Monday, October 22, 2012
Little house on the prairie
In January of 1913, the winter weather was particularly harsh in Washington Country, Minnesota.
On one of those nights, 30 year old Martin Stenson and his 27 year old bride, Amelia, huddled together in their little rented farm house, trying to stay warm as the blustery winds from the north howled outside. Sometime during the evening, nature took its course, and on October 23, 1913, the second child of their marriage came into the world. The named her Anna, in honor of Amelia’s mother, Anna, who had died in childbirth.
Martin had been born in Country Sligo, Ireland, on November 24, 1882, but both of his parents died of the plague when he was a small boy. He eventually wound up working in the coal mines in England to support himself, but emigrated to America to be with some of his siblings, who were working on a farm near the town of Hastings, Minnesota. A few years later, he met a young woman named Amelia Karnick, whom we married on May 3, 1911.
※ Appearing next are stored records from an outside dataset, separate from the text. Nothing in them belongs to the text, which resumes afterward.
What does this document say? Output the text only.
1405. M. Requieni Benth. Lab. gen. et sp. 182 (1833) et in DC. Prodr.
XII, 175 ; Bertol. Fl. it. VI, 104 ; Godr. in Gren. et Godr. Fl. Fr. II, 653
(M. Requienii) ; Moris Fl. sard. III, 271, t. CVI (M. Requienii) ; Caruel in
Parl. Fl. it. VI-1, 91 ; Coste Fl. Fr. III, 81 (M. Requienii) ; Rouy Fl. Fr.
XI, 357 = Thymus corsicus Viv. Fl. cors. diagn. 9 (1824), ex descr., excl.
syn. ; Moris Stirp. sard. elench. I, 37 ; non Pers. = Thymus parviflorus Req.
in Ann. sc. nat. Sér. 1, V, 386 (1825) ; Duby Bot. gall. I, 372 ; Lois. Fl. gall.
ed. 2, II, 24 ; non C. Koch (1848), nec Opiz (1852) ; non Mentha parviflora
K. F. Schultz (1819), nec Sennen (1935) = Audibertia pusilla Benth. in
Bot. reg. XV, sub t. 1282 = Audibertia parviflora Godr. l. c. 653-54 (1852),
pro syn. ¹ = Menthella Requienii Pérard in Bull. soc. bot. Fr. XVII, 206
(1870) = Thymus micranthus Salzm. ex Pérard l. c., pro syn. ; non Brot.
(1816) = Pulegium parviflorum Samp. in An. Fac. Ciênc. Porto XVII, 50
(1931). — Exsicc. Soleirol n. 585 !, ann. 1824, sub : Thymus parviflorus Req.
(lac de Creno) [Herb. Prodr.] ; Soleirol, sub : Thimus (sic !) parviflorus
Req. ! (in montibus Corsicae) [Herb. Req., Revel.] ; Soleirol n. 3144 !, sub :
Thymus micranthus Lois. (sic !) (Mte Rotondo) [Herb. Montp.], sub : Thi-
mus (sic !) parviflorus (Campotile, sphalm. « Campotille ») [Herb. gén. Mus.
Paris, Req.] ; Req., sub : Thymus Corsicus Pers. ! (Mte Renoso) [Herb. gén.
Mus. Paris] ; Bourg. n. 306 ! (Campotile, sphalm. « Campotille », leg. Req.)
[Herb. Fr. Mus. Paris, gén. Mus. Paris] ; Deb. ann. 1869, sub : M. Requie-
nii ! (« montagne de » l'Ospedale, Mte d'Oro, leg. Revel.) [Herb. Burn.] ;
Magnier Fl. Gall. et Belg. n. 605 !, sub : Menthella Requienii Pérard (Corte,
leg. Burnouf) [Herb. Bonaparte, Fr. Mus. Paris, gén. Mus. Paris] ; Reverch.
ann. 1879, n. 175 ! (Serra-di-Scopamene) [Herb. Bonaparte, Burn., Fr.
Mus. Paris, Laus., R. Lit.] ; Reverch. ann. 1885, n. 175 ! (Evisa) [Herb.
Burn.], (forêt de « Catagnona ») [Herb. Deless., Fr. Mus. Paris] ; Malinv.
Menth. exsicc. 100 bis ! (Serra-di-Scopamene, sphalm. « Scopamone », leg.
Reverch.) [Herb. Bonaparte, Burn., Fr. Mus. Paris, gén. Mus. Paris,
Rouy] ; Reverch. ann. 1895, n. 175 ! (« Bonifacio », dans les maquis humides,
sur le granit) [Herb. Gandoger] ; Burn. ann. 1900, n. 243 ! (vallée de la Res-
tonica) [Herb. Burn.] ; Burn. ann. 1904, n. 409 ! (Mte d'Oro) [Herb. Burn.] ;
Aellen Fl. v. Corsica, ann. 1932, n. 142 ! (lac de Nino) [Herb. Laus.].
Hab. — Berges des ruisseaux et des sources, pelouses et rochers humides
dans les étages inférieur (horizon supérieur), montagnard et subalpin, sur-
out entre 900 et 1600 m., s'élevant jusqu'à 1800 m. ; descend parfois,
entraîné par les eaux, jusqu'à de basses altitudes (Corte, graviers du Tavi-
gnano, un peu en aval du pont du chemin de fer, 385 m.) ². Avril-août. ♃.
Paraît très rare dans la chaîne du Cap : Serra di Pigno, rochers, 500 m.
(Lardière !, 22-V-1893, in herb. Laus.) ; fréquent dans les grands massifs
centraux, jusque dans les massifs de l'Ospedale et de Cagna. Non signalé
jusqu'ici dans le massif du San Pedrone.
After Martin and Amelia got married, they rented a little farm house close to Hastings, Minnesota. The little rented farmhouse eventually fell into disrepair, and was finally burned down by the local fire department as part of one of its training courses. When Martin and his family lived there , they had no electricity or running water, and he had to chop wood for heat. The fact that the young family managed to grow and prosper is a testimony to the remarkable tenacity of the pioneers of this country, and to the peer group of my mother and her siblings, who lived through two world wars and the Great Depression, and eventually became known as “the Greatest Generation”.
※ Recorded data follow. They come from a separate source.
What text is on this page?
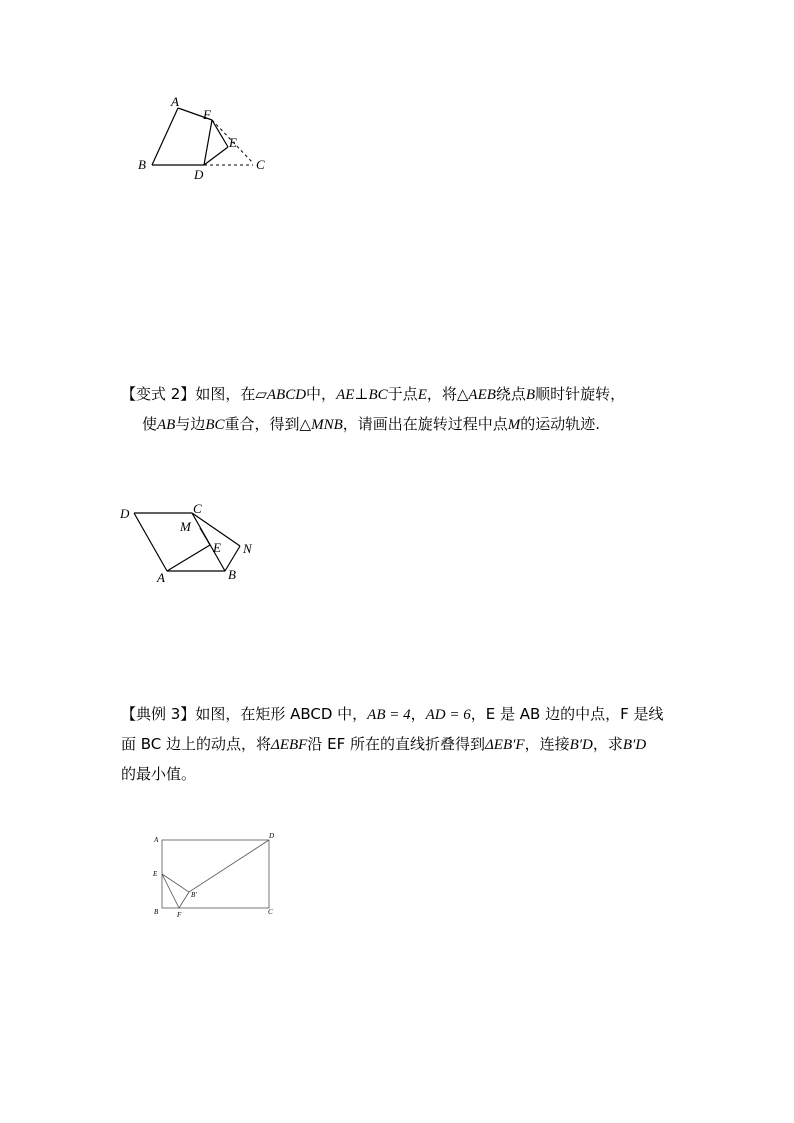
A
F
E
B
D
C
【变式 2】如图，在▱ABCD中，AE⊥BC于点E，将△AEB绕点B顺时针旋转，
使AB与边BC重合，得到△MNB，请画出在旋转过程中点M的运动轨迹.
D	C
M
E N
A	B
【典例 3】如图，在矩形 ABCD 中，AB = 4，AD = 6，E 是 AB 边的中点，F 是线
面 BC 边上的动点，将ΔEBF沿 EF 所在的直线折叠得到ΔEB′F，连接B′D，求B′D
的最小值。
A	D
E
B′
B	F	C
Their first child, Grace Magdalene, was born on January 26, 1912. “Amazing Grace” lived to be 95 years old, and is survived by her 7 remaining children, her brother Harold (now 91 years old) and a LOT of grand children and great grand children.
The marriage of Martin and Amelia also produced 4 other children - Edward, Harold, Fern, and Bernard, but I have a special connection to the child called Anna, and for a very good reason.
She was my mother.
For most of her life, she preferred to be called by her middle name, Mae. For that reason, her tombstone at Ft. Snelling cemetery lists her name as Mae Anna Brennan.
If she were still alive today, she would be 99 years old tomorrow, and I usually think about her, at least briefly, on the 23rd of October. I’ll have to admit, though, that her “place of her origin” comes into my thought process a lot less, and that’s a shame.
Martin and Amelia bought a nearby farm from a relative in the fall of 1929, just before the start of the Great Depression, but managed to make mortgage payments even when times were tough. Their son, Harold, still lives there today.
About the time that my mother was born, 41% of the workforce in America was employed on farms, and roughly 25% of our country’s GDP was from agriculture. Today, agriculture produces less than 5% of our GDP, and less than 2% of the population works in agriculture.
We’ve changed a lot in the last 100 years, but one thing is very clear. For a great many people, we wouldn’t be who we are today if it weren’t for a remarkable institution - a little house on the prairie.